De bouwjaarklasse heeft hier twee waarden:
1) in de afgelopen tien jaar gebouwd;
2) meer dan tien jaar geleden gebouwd.
Onbekende bouwjaren worden niet weergegeven. Daardoor kan het voorkomen dat de categorieën niet optellen tot 100 procent.
Bouwjaar meer dan tien jaar geleden
Peildatum: 1 januari van het desbetreffende jaar.
Het aantal woningen met bouwjaar meer dan tien jaar geleden, uitgedrukt in hele procenten van het totaal aantal woningen.
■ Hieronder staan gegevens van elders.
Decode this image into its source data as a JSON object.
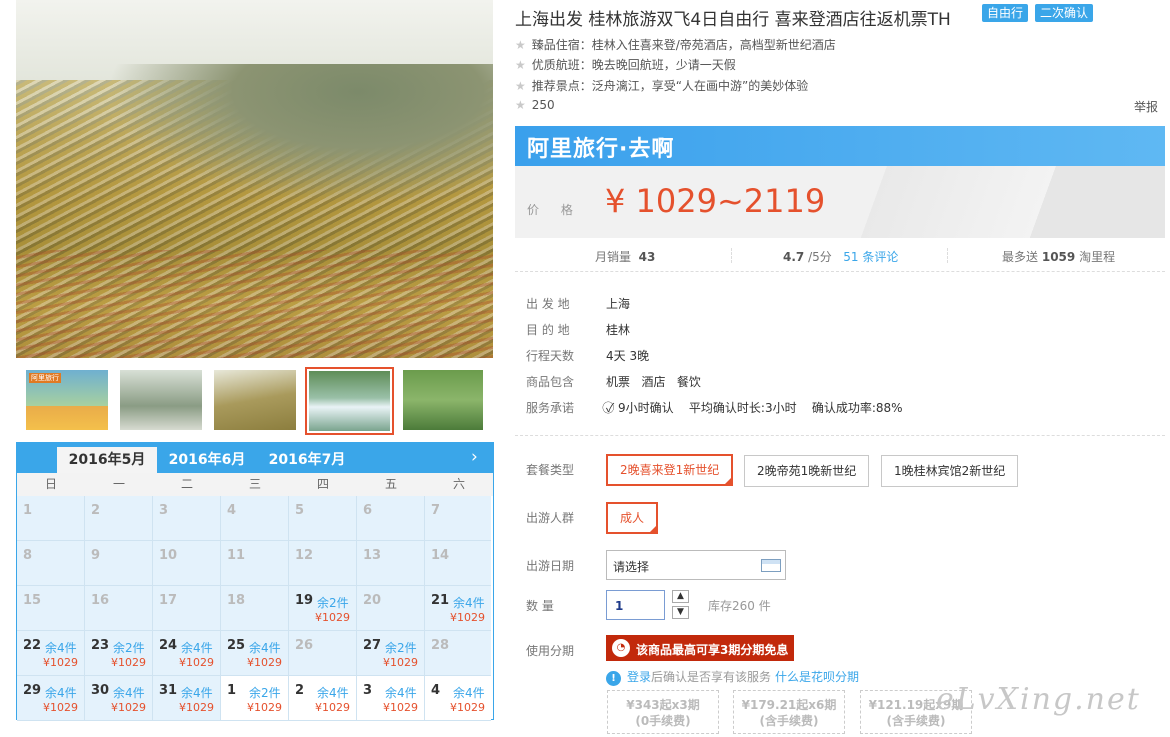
{
  "title": "上海出发 桂林旅游双飞4日自由行 喜来登酒店往返机票TH",
  "tags": [
    "自由行",
    "二次确认"
  ],
  "features": [
    "臻品住宿：桂林入住喜来登/帝苑酒店，高档型新世纪酒店",
    "优质航班：晚去晚回航班，少请一天假",
    "推荐景点：泛舟漓江，享受“人在画中游”的美妙体验",
    "250"
  ],
  "report_label": "举报",
  "banner_text": "阿里旅行·去啊",
  "price": {
    "label": "价 格",
    "value": "¥ 1029~2119"
  },
  "stats": {
    "monthly_sales_label": "月销量",
    "monthly_sales": "43",
    "rating": "4.7",
    "rating_max": "/5分",
    "reviews": "51 条评论",
    "miles_prefix": "最多送",
    "miles": "1059",
    "miles_suffix": "淘里程"
  },
  "info": [
    {
      "label": "出 发 地",
      "value": "上海"
    },
    {
      "label": "目 的 地",
      "value": "桂林"
    },
    {
      "label": "行程天数",
      "value": "4天 3晚"
    },
    {
      "label": "商品包含",
      "value": "机票   酒店   餐饮"
    },
    {
      "label": "服务承诺",
      "value": "9小时确认    平均确认时长:3小时    确认成功率:88%"
    }
  ],
  "package": {
    "label": "套餐类型",
    "options": [
      "2晚喜来登1新世纪",
      "2晚帝苑1晚新世纪",
      "1晚桂林宾馆2新世纪"
    ],
    "selected": 0
  },
  "travelers": {
    "label": "出游人群",
    "options": [
      "成人"
    ],
    "selected": 0
  },
  "date": {
    "label": "出游日期",
    "value": "请选择"
  },
  "quantity": {
    "label": "数 量",
    "value": "1",
    "stock": "库存260 件"
  },
  "installment": {
    "label": "使用分期",
    "button": "该商品最高可享3期分期免息",
    "note_login": "登录",
    "note_mid": "后确认是否享有该服务",
    "note_link": "什么是花呗分期",
    "plans": [
      {
        "line1": "¥343起x3期",
        "line2": "(0手续费)"
      },
      {
        "line1": "¥179.21起x6期",
        "line2": "(含手续费)"
      },
      {
        "line1": "¥121.19起x9期",
        "line2": "(含手续费)"
      }
    ]
  },
  "watermark": "eLvXing.net",
  "thumbnail_label": "阿里旅行",
  "calendar": {
    "months": [
      "2016年5月",
      "2016年6月",
      "2016年7月"
    ],
    "active_month": 0,
    "weekdays": [
      "日",
      "一",
      "二",
      "三",
      "四",
      "五",
      "六"
    ],
    "weeks": [
      [
        {
          "d": "1",
          "g": true
        },
        {
          "d": "2",
          "g": true
        },
        {
          "d": "3",
          "g": true
        },
        {
          "d": "4",
          "g": true
        },
        {
          "d": "5",
          "g": true
        },
        {
          "d": "6",
          "g": true
        },
        {
          "d": "7",
          "g": true
        }
      ],
      [
        {
          "d": "8",
          "g": true
        },
        {
          "d": "9",
          "g": true
        },
        {
          "d": "10",
          "g": true
        },
        {
          "d": "11",
          "g": true
        },
        {
          "d": "12",
          "g": true
        },
        {
          "d": "13",
          "g": true
        },
        {
          "d": "14",
          "g": true
        }
      ],
      [
        {
          "d": "15",
          "g": true
        },
        {
          "d": "16",
          "g": true
        },
        {
          "d": "17",
          "g": true
        },
        {
          "d": "18",
          "g": true
        },
        {
          "d": "19",
          "s": "余2件",
          "p": "¥1029"
        },
        {
          "d": "20",
          "g": true
        },
        {
          "d": "21",
          "s": "余4件",
          "p": "¥1029"
        }
      ],
      [
        {
          "d": "22",
          "s": "余4件",
          "p": "¥1029"
        },
        {
          "d": "23",
          "s": "余2件",
          "p": "¥1029"
        },
        {
          "d": "24",
          "s": "余4件",
          "p": "¥1029"
        },
        {
          "d": "25",
          "s": "余4件",
          "p": "¥1029"
        },
        {
          "d": "26",
          "g": true
        },
        {
          "d": "27",
          "s": "余2件",
          "p": "¥1029"
        },
        {
          "d": "28",
          "g": true
        }
      ],
      [
        {
          "d": "29",
          "s": "余4件",
          "p": "¥1029"
        },
        {
          "d": "30",
          "s": "余4件",
          "p": "¥1029"
        },
        {
          "d": "31",
          "s": "余4件",
          "p": "¥1029"
        },
        {
          "d": "1",
          "s": "余2件",
          "p": "¥1029",
          "w": true
        },
        {
          "d": "2",
          "s": "余4件",
          "p": "¥1029",
          "w": true
        },
        {
          "d": "3",
          "s": "余4件",
          "p": "¥1029",
          "w": true
        },
        {
          "d": "4",
          "s": "余4件",
          "p": "¥1029",
          "w": true
        }
      ]
    ]
  },
  "colors": {
    "accent": "#3aa6e9",
    "price": "#e5512d",
    "install": "#c2290b"
  }
}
Het percentage is vermeld bij 20 woningen of meer per buurt.
Onderwijs
Onderwijssoort
Leerlingen en studenten naar onderwijssoort en woonregio.
Deze indicator bevat het aantal leerlingen en studenten in het primair onderwijs (po), voortgezet onderwijs (vo) inclusief het voortgezet algemeen volwassenenonderwijs (vavo), middelbaar beroepsonderwijs (mbo), hoger beroepsonderwijs (hbo) en wetenschappelijk onderwijs (wo) naar woonregio op 1 oktober van een betreffend school-/studiejaar.
Leerlingen/studenten die bij meerdere onderwijssoorten staan ingeschreven, bijvoorbeeld hbo en wo, worden bij beide onderwijssoorten geteld.

De cijfers over het school-/studiejaar 2024/'25 zijn voorlopig.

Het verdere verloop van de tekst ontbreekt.